Nearly everyone either beats or kills someone else. Lenny wreaks the most havoc. He orders his henchmen to tie his enemies to chairs, attach the chairs to chains and then dunk them in the Thames to A) loosen their tongues, B) kill them or, if all goes well, C) both. One such victim is pulled up momentarily, crayfish clinging to his body. He then goes down a second time, never to come back up. Lenny orders hits, demands his henchmen bring back "bodies," grabs a government official by the crotch and shoots his own son in the gut.
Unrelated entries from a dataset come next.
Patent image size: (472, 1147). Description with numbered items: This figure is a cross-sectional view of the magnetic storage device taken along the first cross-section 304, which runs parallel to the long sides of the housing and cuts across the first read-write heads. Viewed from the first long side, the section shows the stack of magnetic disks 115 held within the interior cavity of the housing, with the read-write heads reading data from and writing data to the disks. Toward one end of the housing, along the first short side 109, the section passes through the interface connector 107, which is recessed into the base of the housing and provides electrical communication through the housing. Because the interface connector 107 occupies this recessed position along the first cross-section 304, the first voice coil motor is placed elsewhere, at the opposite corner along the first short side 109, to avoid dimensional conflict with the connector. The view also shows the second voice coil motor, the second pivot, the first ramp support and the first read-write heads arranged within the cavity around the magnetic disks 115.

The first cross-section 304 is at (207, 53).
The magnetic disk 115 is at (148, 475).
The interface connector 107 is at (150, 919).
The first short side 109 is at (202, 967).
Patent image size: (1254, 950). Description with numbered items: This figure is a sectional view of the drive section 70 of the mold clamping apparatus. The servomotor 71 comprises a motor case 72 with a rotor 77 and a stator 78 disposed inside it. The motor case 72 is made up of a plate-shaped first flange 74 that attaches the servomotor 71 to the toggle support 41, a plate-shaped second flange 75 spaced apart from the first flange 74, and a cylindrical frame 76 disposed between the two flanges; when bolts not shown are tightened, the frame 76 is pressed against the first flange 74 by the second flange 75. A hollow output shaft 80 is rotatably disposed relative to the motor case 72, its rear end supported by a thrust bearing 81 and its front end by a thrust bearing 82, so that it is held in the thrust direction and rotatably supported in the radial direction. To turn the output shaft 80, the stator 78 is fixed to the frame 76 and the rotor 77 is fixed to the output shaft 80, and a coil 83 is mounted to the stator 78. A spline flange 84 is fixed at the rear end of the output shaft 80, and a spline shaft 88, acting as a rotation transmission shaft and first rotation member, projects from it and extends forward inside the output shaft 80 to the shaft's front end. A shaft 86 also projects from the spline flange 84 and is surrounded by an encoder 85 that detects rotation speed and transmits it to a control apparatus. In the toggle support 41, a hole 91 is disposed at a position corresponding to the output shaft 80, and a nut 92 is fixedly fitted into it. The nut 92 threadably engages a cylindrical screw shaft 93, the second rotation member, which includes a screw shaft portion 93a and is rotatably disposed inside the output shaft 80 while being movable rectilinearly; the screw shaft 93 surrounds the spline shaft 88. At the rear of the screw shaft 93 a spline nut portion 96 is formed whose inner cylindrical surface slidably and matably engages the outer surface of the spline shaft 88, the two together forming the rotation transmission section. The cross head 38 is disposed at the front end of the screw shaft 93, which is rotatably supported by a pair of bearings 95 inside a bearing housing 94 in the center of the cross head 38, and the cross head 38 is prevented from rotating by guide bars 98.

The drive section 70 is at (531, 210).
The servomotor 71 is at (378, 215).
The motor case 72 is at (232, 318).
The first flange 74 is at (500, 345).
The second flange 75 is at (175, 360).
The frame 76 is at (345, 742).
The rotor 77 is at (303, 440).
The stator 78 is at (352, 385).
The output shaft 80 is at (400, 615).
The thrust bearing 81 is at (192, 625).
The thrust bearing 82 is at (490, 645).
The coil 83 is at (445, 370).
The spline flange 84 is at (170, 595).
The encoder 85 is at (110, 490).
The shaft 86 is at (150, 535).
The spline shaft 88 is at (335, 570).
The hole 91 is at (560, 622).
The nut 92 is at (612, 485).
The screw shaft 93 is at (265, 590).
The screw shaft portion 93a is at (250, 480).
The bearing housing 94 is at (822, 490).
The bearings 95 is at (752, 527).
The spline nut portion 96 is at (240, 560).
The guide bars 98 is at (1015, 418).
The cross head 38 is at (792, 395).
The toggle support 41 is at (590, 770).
We see Lenny in flashback mode slap Johnny across the face for playing music too loud. And when Johnny turns the music back up, we see Dad walk back in, taking off his belt. The film suggests that Johnny is haunted by both his upbringing and the drugs he constantly takes. He and a friend wait in line to get into a club and, when they're refused entry (they have no money) Johnny stabs the bouncer in the neck with a pencil and beats him—perhaps to death—with his fists, feet and a garbage can lid. He and some associates later gun down a handful of Lenny's thugs.
One Two and his gang pursue and are pursued by knife-wielding Russian gangsters, leading to gunfire, fistfights and several vicious blows involving baseball bats and a large pipe. One guy is beaten severely with a golf club—an attack that breaks one of his legs in four places.
Several people are involved in a jarring auto accident. And a car crashes into a sporting goods store.
Crude or Profane Language
At least 100 f-words make it seem almost silly to report that there are a half-dozen s-words and a handful of milder profanities. ("B--tard" is a favorite.) God's name is misused a few times. Obscene hand gestures evoke oral sex.
Drug and Alcohol Content
Johnny is so drugged up most of the time that he apparently develops an alter ego named "The Pipe." We see him light his pipe—a glassy bong that looks like it belongs in a mad scientist's lab—as the film opens. Later we see him in the throes of a high; he shakes and sways as vomit leaks from his mouth. We also meet Johnny's one-time dealer—a guy who goes to a swank London party and, it's suggested, sells loads of drugs to a rich, unfamiliar clientele.
(Johnny's drug use is hardly glamorized. The film has little compassion for him in the condition he's in, or that of the other junkies who cross the screen. When we learn Johnny has kicked his habit, the information is proffered as a good thing.)
Johnny continues to smokes like a chimney, as do most of the folks who surround him. And he muses over the nature of cigarette packages—how one side shows this happy, friendly, comforting personality, and on the other, there's a big warning that says cigarettes will surely kill you.
Characters spend a lot of time drinking, as well, and Lenny is twice shown a little tipsy.
Other Negative Elements
Every major character in RocknRolla is, at best, a crook, and several are flat-out killers. As such, the film doesn't really have good guys—the most sympathetic folks here are simply bad guys with a sense of humor. RocknRolla's top villain is not so much reviled for all the stealing, killing and nastiness he spreads, but rather for snitching on his fellow bad guys.
Lenny regularly rails against the "evils" of immigrants.
Some movies are icky but deep. Some movies are clean but vacuous. And some movies, like this one, come without a shred of discernable merit—by way of content or style. Guy Ritchie's RocknRolla doesn't so much tell a story as it just sits around and festers, like mold at the bottom of your shower pan.
In a way, then, it's appropriate that the plot revolves around a painting we never get to see. Sure, the frame may be provocative. But the only thing it surrounds is a pocket of dark, dank air.